Lesson to be learned: Comic book logic does not translate to screen. Real world reason and logic must be behind every decision, even in a sci-fi fantasy movies.
 
I don't like the idea of T'Challa bring technology from the Western world like Prometheus bring back fire from the gods.

There's a difference between suggesting advanced technology is impossible without trade and saying Africans need Western nations to learn how to be advanced.

So what if he goes to Western school? Science is science. It doesn't matter if he learns it in Africa, Europe, America, or China. It's the same everywhere. What would you rather have him do? Reinvent the wheel a million times over to take Wakanda from the stone age to the information age in a matter of a few years?

Also, in the comics, T'Challa does attend Western schools. So there's that.
 
So what if he goes to Western school? Science is science. It doesn't matter if he learns it in Africa, Europe, America, or China. It's the same everywhere. What would you rather have him do? Reinvent the wheel a million times over to take Wakanda from the stone age to the information age in a matter of a few years?

Also, in the comics, T'Challa does attend Western schools. So there's that.

I don't think it has to be emphasized.

Maybe a quick line about "studying abroad" but they don't have to make it look like Wakandan advancement is simply the product of outside influence.
 
Joss Whedon specifically mentioned the glass blimp shape of the helicarrier in the special features of Avengers. So why did they change it to the design you mentioned? To make it more plausible!

Lesson to be learned: Comic book logic does not translate to screen. Real world reason and logic must be behind every decision, even in a sci-fi fantasy movies.

Okay they changed the shape. It still wasn't "realistic". And if comic book logic didn't translate to the screen then there wouldn't be any superhero movies. Green gamma men and armor powered by psuedo science are not reasonable and logical.
 
Except that's not how the helicarrier looks in the comics, is it? Traditionally, the helicarrier looks like this:

final%20helicarrier.JPG


Joss Whedon specifically mentioned the glass blimp shape of the helicarrier in the special features of Avengers. So why did they change it to the design you mentioned?
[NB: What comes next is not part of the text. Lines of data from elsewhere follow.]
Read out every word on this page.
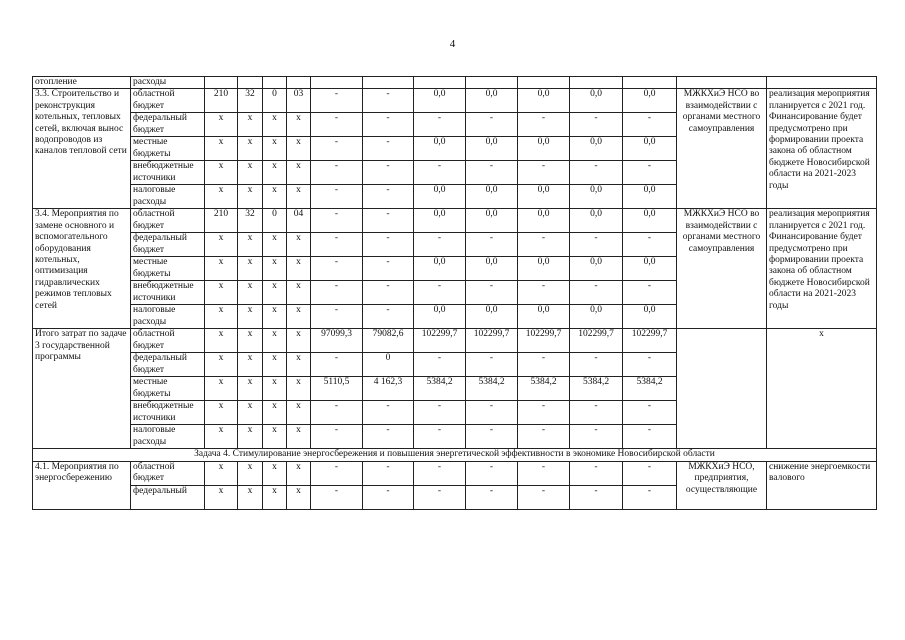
4
отопление	расходы														
3.3. Строительство и реконструкция котельных, тепловых сетей, включая вынос водопроводов из каналов тепловой сети	областной бюджет	210	32	0	03	-	-	0,0	0,0	0,0	0,0	0,0	МЖКХиЭ НСО во взаимодействии с органами местного самоуправления	реализация мероприятия планируется с 2021 год. Финансирование будет предусмотрено при формировании проекта закона об областном бюджете Новосибирской области на 2021-2023 годы	
	федеральный бюджет	x	x	x	x	-	-	-	-	-	-	-			
	местные бюджеты	x	x	x	x	-	-	0,0	0,0	0,0	0,0	0,0			
	внебюджетные источники	x	x	x	x	-	-	-	-	-	-	-			
	налоговые расходы	x	x	x	x	-	-	0,0	0,0	0,0	0,0	0,0			
3.4. Мероприятия по замене основного и вспомогательного оборудования котельных, оптимизация гидравлических режимов тепловых сетей	областной бюджет	210	32	0	04	-	-	0,0	0,0	0,0	0,0	0,0	МЖКХиЭ НСО во взаимодействии с органами местного самоуправления	реализация мероприятия планируется с 2021 год. Финансирование будет предусмотрено при формировании проекта закона об областном бюджете Новосибирской области на 2021-2023 годы	
	федеральный бюджет	x	x	x	x	-	-	-	-	-	-	-			
	местные бюджеты	x	x	x	x	-	-	0,0	0,0	0,0	0,0	0,0			
	внебюджетные источники	x	x	x	x	-	-	-	-	-	-	-			
	налоговые расходы	x	x	x	x	-	-	0,0	0,0	0,0	0,0	0,0			
Итого затрат по задаче 3 государственной программы	областной бюджет	x	x	x	x	97099,3	79082,6	102299,7	102299,7	102299,7	102299,7	102299,7		x	
	федеральный бюджет	x	x	x	x	-	0	-	-	-	-	-			
	местные бюджеты	x	x	x	x	5110,5	4 162,3	5384,2	5384,2	5384,2	5384,2	5384,2			
	внебюджетные источники	x	x	x	x	-	-	-	-	-	-	-			
	налоговые расходы	x	x	x	x	-	-	-	-	-	-	-			
Задача 4. Стимулирование энергосбережения и повышения энергетической эффективности в экономике Новосибирской области															
4.1. Мероприятия по энергосбережению	областной бюджет	x	x	x	x	-	-	-	-	-	-	-	МЖКХиЭ НСО, предприятия, осуществляющие	снижение энергоемкости валового	
	федеральный	x	x	x	x	-	-	-	-	-	-	-			
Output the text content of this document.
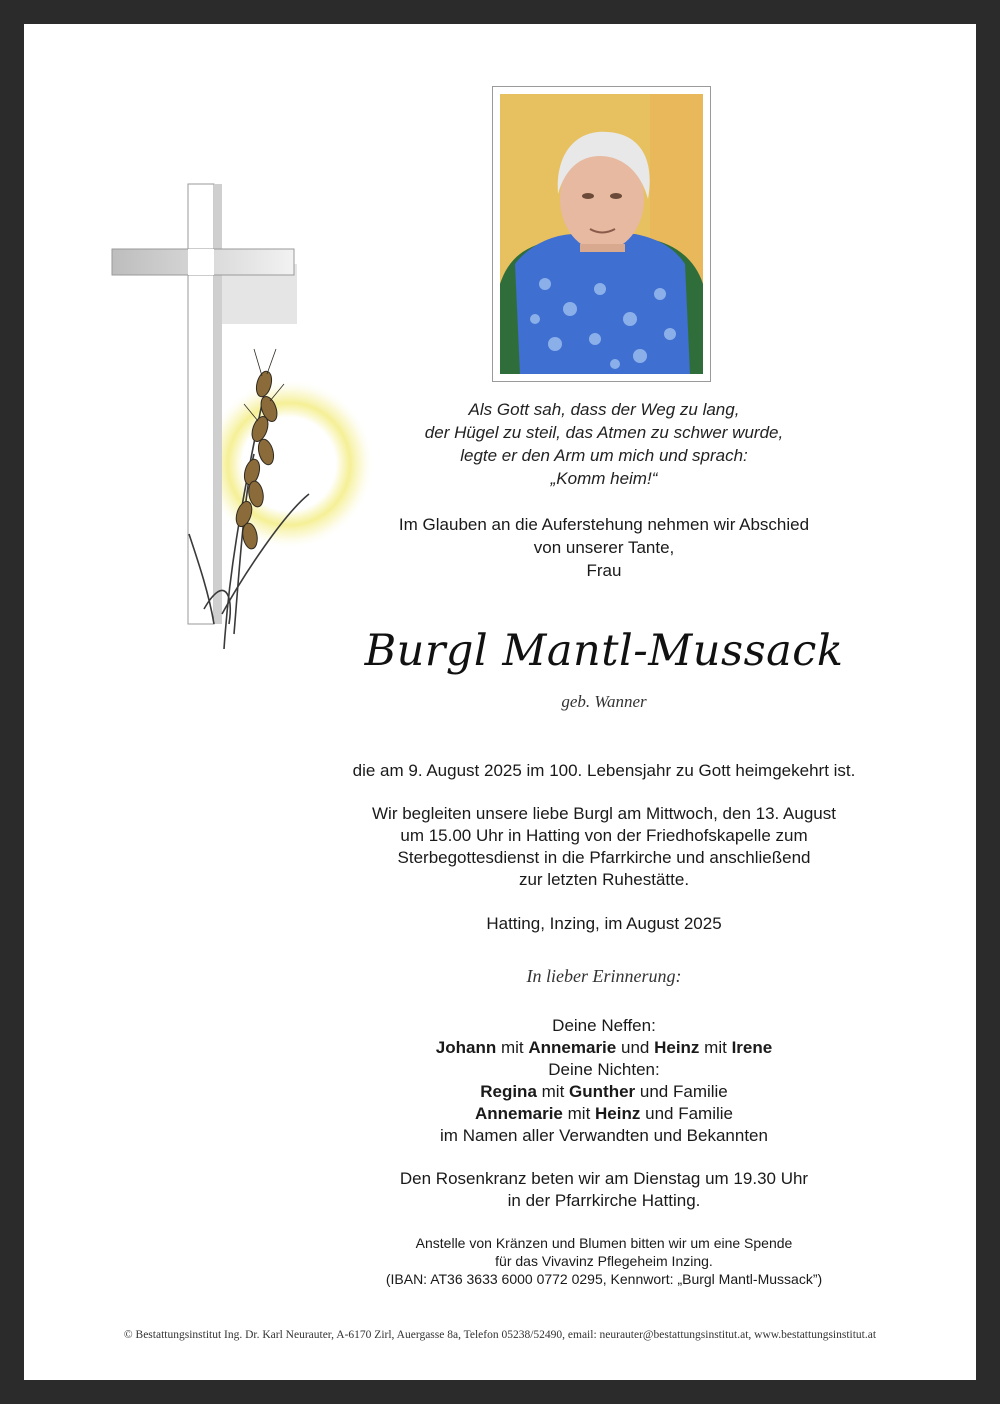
Als Gott sah, dass der Weg zu lang,
der Hügel zu steil, das Atmen zu schwer wurde,
legte er den Arm um mich und sprach:
„Komm heim!“
Im Glauben an die Auferstehung nehmen wir Abschied
von unserer Tante,
Frau
Burgl Mantl-Mussack
geb. Wanner
die am 9. August 2025 im 100. Lebensjahr zu Gott heimgekehrt ist.
Wir begleiten unsere liebe Burgl am Mittwoch, den 13. August
um 15.00 Uhr in Hatting von der Friedhofskapelle zum
Sterbegottesdienst in die Pfarrkirche und anschließend
zur letzten Ruhestätte.
Hatting, Inzing, im August 2025
In lieber Erinnerung:
Deine Neffen:
Johann mit Annemarie und Heinz mit Irene
Deine Nichten:
Regina mit Gunther und Familie
Annemarie mit Heinz und Familie
im Namen aller Verwandten und Bekannten
Den Rosenkranz beten wir am Dienstag um 19.30 Uhr
in der Pfarrkirche Hatting.
Anstelle von Kränzen und Blumen bitten wir um eine Spende
für das Vivavinz Pflegeheim Inzing.
(IBAN: AT36 3633 6000 0772 0295, Kennwort: „Burgl Mantl-Mussack”)
© Bestattungsinstitut Ing. Dr. Karl Neurauter, A-6170 Zirl, Auergasse 8a, Telefon 05238/52490, email: neurauter@bestattungsinstitut.at, www.bestattungsinstitut.at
To make it more plausible!

Lesson to be learned: Comic book logic does not translate to screen. Real world reason and logic must be behind every decision, even in a sci-fi fantasy movies.

Um...it's still not realistic...an aircraft carrier can't fly by putting four turbines on it
 
Except that's not how the helicarrier looks in the comics, is it? Traditionally, the helicarrier looks like this:

final%20helicarrier.JPG


Joss Whedon specifically mentioned the glass blimp shape of the helicarrier in the special features of Avengers. So why did they change it to the design you mentioned? To make it more plausible!

Lesson to be learned: Comic book logic does not translate to screen. Real world reason and logic must be behind every decision, even in a sci-fi fantasy movies.

Um...it's still not realistic...an aircraft carrier can't fly by putting four turbines on it

I think they changed the designs to make it look more appealing rather than plausible. The original comic design of the Helicarrier looks a little in those pics with the big glass windows. It seems to be something changed more from appeal than realism. Also Roach pointed out that it's still not realistic, so the finished product we saw on film should be held to some serious scrutiny if we're going to play the realism game.
 
Didn't the Ultimates do the flying aircraft carrier thing? That was just another carry over from the Ultimate U like black Fury.